Weaker sales and currency headwinds drove Abercrombie&Fitch into deep losses in its latest quarter, with sales expected to remain challenging over the remainder of the year.

Net sales dropped by 4% to $783.2m (consensus: $783m) over the three month to 30 July, with like-for-like sales - which are calculated on a comparable basis - down by by 4% (consensus: -4.2%).

In non-GAAP terms, the company registered a net loss of $16.8m, versus $8.6m last year.

Proforma losses per share climbed to 25 cents, against 12 cents for the comparable period of 2015.

Exchange rate headwinds cut the company´s quarterly EPS by eight cents.

By geographies, net sales Stateside for the second quarter fell 7% to $478.8m and were roughly flat at $304.4m overseas, when compared with a year ago, with the company´s boss, Arthur Martinez, attributing the brunt of the fall to its flagship and tourist locations.

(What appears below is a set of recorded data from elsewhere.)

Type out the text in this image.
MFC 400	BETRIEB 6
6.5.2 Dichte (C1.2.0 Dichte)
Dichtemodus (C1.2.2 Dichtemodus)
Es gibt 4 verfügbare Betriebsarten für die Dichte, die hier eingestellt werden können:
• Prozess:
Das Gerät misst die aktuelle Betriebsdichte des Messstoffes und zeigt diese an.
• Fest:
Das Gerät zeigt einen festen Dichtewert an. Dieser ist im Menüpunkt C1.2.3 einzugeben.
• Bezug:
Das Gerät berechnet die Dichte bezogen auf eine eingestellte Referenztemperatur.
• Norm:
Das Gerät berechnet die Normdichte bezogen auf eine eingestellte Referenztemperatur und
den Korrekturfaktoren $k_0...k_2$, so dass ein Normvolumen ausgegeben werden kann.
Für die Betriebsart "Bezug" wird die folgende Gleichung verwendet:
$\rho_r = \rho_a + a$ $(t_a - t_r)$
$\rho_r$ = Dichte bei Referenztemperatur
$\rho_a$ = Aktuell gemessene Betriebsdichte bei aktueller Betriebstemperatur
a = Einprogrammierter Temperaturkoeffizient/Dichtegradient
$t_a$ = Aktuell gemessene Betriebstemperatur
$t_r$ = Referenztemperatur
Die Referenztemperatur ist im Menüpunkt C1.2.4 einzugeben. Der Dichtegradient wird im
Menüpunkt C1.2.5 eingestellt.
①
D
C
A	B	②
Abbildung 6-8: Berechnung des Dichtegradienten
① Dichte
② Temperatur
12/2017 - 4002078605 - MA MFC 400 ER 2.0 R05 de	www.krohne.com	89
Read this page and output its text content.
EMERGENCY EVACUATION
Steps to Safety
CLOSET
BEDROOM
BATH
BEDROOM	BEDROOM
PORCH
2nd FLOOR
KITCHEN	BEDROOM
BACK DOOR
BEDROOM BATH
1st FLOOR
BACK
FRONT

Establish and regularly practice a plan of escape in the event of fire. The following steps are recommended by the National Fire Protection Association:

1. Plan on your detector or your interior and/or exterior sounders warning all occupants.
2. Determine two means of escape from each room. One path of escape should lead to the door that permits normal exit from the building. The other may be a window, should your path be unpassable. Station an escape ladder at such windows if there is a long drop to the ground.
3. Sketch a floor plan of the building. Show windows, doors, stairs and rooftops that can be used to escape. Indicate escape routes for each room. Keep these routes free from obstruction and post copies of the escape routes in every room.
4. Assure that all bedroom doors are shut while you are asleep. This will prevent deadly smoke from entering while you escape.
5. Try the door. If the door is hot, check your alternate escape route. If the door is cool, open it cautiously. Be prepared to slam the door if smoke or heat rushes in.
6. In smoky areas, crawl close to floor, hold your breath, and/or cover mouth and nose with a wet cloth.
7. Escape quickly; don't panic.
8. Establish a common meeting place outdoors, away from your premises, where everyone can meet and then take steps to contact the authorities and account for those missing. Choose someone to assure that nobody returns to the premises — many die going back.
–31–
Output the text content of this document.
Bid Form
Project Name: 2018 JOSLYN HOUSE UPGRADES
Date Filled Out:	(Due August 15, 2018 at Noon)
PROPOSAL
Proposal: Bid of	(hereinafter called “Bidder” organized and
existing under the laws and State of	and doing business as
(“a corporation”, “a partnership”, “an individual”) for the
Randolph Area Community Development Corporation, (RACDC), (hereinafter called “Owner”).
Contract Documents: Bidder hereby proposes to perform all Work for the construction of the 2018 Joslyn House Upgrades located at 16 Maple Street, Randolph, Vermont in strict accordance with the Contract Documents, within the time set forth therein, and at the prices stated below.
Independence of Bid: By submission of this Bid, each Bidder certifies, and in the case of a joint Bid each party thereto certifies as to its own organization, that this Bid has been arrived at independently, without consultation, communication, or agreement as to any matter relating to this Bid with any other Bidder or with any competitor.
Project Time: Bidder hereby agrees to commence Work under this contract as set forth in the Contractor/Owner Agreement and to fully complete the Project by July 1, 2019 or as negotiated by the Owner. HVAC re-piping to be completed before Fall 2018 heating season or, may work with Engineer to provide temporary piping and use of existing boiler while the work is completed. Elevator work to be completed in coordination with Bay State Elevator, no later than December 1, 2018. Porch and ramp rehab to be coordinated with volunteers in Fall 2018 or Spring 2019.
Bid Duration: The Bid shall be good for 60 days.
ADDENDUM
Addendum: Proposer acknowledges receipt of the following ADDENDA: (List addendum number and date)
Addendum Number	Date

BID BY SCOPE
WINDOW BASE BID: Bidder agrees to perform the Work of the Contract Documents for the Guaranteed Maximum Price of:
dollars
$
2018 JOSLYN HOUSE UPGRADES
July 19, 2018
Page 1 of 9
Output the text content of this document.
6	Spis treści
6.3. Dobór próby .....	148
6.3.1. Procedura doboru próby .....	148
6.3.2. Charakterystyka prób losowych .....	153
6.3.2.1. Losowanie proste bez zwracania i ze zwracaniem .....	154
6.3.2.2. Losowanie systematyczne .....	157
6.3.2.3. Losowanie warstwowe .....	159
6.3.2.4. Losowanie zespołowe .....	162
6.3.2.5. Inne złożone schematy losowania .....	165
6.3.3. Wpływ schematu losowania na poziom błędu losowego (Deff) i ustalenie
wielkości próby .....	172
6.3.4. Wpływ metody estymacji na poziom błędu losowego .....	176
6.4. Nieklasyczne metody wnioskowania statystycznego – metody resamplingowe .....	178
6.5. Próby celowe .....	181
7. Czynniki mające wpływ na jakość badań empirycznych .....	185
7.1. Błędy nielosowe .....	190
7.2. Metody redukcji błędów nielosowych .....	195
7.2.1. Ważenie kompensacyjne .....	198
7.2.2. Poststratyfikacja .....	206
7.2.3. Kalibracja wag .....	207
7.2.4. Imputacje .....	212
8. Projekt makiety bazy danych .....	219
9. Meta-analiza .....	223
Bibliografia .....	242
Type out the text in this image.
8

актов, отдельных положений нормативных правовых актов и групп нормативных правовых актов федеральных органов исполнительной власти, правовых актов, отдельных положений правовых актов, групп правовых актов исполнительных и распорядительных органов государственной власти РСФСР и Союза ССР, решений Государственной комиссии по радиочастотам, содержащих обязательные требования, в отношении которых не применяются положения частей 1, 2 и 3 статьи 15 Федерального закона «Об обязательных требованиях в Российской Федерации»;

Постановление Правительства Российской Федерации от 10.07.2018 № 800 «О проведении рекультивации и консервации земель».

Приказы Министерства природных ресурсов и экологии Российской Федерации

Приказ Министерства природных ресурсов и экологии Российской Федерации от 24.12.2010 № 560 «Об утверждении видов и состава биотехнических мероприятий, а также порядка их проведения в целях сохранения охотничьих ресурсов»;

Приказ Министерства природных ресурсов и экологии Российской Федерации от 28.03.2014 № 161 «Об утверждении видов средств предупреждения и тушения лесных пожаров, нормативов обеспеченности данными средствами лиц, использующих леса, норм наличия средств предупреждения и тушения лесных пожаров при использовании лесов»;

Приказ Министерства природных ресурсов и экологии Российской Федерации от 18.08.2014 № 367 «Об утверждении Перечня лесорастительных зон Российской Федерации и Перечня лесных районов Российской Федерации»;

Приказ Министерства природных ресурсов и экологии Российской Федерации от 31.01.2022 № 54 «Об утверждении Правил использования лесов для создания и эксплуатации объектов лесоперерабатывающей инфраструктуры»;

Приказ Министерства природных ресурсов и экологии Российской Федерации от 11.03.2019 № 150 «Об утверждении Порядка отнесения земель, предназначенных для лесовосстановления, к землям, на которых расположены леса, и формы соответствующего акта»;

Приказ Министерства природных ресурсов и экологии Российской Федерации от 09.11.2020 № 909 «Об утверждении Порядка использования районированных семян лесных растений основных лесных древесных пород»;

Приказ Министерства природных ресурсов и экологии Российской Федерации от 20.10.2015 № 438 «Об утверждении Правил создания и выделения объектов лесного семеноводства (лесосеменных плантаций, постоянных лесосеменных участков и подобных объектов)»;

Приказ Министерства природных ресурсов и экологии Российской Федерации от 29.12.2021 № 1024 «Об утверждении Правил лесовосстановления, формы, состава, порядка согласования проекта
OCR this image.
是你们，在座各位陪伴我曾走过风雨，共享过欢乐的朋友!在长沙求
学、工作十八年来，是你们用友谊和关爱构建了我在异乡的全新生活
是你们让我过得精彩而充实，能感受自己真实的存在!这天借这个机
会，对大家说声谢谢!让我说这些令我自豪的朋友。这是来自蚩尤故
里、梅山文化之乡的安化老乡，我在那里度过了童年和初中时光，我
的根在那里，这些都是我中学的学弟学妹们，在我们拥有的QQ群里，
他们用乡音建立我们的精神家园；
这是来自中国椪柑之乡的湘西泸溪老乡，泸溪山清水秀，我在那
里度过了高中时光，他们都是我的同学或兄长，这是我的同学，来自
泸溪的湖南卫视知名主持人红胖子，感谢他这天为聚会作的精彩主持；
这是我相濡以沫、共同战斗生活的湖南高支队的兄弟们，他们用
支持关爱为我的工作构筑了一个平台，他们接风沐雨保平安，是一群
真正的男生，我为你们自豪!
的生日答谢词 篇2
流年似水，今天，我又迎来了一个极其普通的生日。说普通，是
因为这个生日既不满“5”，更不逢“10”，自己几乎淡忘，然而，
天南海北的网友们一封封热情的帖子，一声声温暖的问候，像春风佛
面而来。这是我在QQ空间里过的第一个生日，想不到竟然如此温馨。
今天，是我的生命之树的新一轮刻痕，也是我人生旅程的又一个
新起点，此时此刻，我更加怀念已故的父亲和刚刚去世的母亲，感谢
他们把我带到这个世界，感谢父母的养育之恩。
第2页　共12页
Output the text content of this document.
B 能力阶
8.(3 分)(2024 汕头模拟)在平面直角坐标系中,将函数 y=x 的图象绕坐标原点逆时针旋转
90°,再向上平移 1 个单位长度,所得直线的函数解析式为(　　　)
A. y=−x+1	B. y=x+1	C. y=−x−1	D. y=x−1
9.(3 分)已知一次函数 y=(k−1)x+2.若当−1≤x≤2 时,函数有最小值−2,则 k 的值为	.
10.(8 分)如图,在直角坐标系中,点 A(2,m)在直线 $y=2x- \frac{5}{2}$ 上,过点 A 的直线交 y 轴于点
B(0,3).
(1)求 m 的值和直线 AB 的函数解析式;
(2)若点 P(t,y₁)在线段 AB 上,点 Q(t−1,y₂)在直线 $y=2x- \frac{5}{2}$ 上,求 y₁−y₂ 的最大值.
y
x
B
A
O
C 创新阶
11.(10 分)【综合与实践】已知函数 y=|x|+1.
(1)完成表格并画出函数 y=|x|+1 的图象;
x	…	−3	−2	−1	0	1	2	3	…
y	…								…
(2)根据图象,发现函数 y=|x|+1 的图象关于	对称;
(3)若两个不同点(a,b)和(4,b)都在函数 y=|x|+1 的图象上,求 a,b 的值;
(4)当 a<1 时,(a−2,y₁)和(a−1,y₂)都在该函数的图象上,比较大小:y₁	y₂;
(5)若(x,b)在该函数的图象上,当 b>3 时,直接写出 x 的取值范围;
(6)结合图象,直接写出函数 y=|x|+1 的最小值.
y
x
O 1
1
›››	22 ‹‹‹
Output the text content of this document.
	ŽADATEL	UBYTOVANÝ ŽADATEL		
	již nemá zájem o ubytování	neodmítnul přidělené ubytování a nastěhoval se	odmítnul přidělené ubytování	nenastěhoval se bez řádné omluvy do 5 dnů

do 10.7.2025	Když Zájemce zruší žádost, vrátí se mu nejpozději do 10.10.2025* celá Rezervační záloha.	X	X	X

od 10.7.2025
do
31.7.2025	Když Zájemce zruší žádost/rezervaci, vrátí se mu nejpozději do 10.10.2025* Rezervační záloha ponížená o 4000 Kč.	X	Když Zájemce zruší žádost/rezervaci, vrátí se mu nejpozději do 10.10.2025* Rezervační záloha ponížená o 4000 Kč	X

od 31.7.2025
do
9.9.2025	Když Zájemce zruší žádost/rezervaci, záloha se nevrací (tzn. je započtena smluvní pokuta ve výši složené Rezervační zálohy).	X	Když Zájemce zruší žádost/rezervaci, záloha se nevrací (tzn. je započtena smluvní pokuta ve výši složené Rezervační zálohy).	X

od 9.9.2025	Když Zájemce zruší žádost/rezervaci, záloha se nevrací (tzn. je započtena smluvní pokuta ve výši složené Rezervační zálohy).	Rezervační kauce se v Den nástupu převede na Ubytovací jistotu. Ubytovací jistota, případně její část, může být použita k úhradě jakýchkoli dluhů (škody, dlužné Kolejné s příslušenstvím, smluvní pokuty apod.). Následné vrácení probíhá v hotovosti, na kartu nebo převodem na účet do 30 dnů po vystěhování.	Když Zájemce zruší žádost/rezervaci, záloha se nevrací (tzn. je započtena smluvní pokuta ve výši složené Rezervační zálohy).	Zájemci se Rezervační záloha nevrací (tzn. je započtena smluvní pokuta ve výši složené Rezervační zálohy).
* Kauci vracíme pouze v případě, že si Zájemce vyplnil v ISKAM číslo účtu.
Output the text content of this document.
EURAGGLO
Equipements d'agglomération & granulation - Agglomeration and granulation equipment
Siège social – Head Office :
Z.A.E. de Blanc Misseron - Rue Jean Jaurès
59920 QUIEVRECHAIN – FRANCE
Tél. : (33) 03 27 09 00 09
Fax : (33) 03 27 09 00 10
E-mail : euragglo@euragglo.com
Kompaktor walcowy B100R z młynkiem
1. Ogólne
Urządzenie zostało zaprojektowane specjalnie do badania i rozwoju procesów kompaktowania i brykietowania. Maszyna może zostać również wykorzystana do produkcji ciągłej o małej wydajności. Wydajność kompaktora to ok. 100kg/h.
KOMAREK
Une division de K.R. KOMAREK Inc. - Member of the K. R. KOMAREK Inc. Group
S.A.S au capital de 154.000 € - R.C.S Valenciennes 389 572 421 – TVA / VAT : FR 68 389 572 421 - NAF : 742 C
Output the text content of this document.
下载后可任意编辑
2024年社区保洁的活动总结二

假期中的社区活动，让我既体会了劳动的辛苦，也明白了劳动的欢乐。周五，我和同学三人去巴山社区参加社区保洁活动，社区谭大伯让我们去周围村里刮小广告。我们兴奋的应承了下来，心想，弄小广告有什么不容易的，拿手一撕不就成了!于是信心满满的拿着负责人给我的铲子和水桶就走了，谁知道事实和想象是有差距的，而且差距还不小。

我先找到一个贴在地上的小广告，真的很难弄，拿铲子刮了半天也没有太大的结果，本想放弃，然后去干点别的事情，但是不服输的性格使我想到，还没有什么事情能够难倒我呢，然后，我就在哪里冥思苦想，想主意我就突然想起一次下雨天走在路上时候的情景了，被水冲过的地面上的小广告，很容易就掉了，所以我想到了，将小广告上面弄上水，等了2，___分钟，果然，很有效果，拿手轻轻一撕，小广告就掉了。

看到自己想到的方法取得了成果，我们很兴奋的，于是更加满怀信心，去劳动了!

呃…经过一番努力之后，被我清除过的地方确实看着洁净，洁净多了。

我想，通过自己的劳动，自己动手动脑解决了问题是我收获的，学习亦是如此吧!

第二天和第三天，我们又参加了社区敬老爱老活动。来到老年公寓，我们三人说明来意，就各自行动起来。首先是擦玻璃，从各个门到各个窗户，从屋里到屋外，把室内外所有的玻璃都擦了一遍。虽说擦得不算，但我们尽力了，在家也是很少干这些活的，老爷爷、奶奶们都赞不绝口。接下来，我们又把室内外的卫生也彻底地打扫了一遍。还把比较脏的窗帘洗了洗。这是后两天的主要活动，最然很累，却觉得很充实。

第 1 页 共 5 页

Direct-to-consumer or digital sales on the other hand accounted for 23% of the company total in the latest period, in comparison to approximately 21% last year.

On a constant currency basis, and excluding certain items, the firm´s gross margins shrank by 20 basis points to 60.9%.

Regarding the outlook for fiscal 2016, the company expected sales to remain "challenging" through the second half of the year, with fluctuations in exchange rates expected to knock about $25m off its sales and another $20m from operating profits - with the third quarter expected to mark the low point.

As of 1621 BST shares in the company were down by 20.13% to $18.75, wiping out their year-to-date gains.